Naast al deze lezingen en workshops waren er nog diverse andere onderdelen. Bij de rondetafeldiscussies over vooraf opgegeven stellingen en tijdens het speeddaten werd druk informatie uitgewisseld over ieders werkzaamheden. Bij de postersessies sprak het onderzoek van de Vrije Universiteit Amsterdam en het KJTC Haarlem naar de werkzame onderdelen bij de Horizon-behandeling voor mishandelde kinderen mij speciaal aan, aangezien wij bij het KJTC Friesland deze methode ook toepassen en met onze groepen aan dit onderzoek deelnemen. Het Horizon-programma is een op trauma-focused cognitive behavioral therapy (TF-CBT) gebaseerd groepsprogramma voor kinderen die seksueel misbruik hebben meegemaakt of slachtoffer of getuige zijn geweest van huiselijk geweld. Onderzoeksvragen hebben betrekking op het verbeteren van de sensitiviteit van de ouders voor de beleving van hun kind, het belang van de ouder-kindinteractie, de invloed van seksueel misbruik op de familierelaties en de implicaties voor behandeling van de hele familie, de invloed van het delen van het traumaverhaal op de coping van de kinderen en de invloed van het trauma op de zelfcontrole.

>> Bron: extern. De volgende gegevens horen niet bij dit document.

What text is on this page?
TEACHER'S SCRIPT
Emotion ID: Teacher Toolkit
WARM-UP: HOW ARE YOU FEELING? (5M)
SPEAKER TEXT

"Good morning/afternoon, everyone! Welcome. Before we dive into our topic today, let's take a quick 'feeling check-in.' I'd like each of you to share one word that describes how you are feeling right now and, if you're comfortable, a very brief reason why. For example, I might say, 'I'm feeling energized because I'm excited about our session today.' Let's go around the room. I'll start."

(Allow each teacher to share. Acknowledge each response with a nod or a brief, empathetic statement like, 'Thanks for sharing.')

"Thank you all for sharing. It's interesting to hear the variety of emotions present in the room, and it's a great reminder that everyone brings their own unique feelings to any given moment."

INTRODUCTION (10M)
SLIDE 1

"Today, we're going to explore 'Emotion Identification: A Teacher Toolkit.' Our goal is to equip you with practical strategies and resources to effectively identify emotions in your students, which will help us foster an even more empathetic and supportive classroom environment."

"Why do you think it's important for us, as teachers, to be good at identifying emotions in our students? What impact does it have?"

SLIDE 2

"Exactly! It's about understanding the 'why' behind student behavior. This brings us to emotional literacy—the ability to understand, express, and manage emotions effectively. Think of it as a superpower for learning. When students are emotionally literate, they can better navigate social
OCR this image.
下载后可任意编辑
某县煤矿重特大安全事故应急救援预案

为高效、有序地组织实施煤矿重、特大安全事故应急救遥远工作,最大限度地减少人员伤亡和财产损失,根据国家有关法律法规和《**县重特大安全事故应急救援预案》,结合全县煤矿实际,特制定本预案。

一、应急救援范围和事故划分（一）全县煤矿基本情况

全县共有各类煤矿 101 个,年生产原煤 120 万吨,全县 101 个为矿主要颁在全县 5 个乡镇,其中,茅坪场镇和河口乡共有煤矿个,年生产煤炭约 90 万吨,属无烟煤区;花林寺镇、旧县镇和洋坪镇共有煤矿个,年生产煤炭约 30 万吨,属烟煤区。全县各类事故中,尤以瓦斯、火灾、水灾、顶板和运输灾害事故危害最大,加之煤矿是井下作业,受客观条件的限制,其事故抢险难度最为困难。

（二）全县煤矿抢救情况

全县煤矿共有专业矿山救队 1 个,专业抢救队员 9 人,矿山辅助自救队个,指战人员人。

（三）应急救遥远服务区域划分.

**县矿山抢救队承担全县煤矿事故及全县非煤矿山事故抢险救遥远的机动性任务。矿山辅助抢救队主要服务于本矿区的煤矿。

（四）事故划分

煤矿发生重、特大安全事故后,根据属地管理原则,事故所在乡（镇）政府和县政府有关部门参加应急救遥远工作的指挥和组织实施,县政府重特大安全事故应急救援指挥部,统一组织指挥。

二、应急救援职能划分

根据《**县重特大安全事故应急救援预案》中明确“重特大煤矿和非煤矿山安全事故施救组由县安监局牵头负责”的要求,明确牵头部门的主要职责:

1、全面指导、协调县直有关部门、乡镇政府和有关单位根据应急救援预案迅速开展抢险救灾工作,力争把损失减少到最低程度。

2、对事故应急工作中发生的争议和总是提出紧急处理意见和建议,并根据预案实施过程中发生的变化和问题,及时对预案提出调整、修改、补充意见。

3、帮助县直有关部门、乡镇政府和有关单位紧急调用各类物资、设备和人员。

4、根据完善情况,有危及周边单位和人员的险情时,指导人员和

Terugkijkend op het congres vond ik het boeiend omvanuit de invalshoek van zoveel verschillende disciplines te horen wat de laatste stand van onderzoek op dit gebied is. Belangrijk daarbij vond ik dat de relatie met de klinische praktijk niet geheel verloren ging. Het was wel heel veel informatie in twee dagen en in de onderwerpen die mijn interesse hadden zal ik me nog eens rustig moeten verdiepen, maar dat is ook inspirerend. Dit uitstekend georganiseerde congres heeft kunnen bijdragen aan een beter begrip en betere behandelmogelijkheden voor cliënten die kampen met de effecten van emotionele of fysieke mishandeling en verwaarlozing. Hiermee werd de doelstelling van de organisatoren in mijn ogen ruimschoots behaald.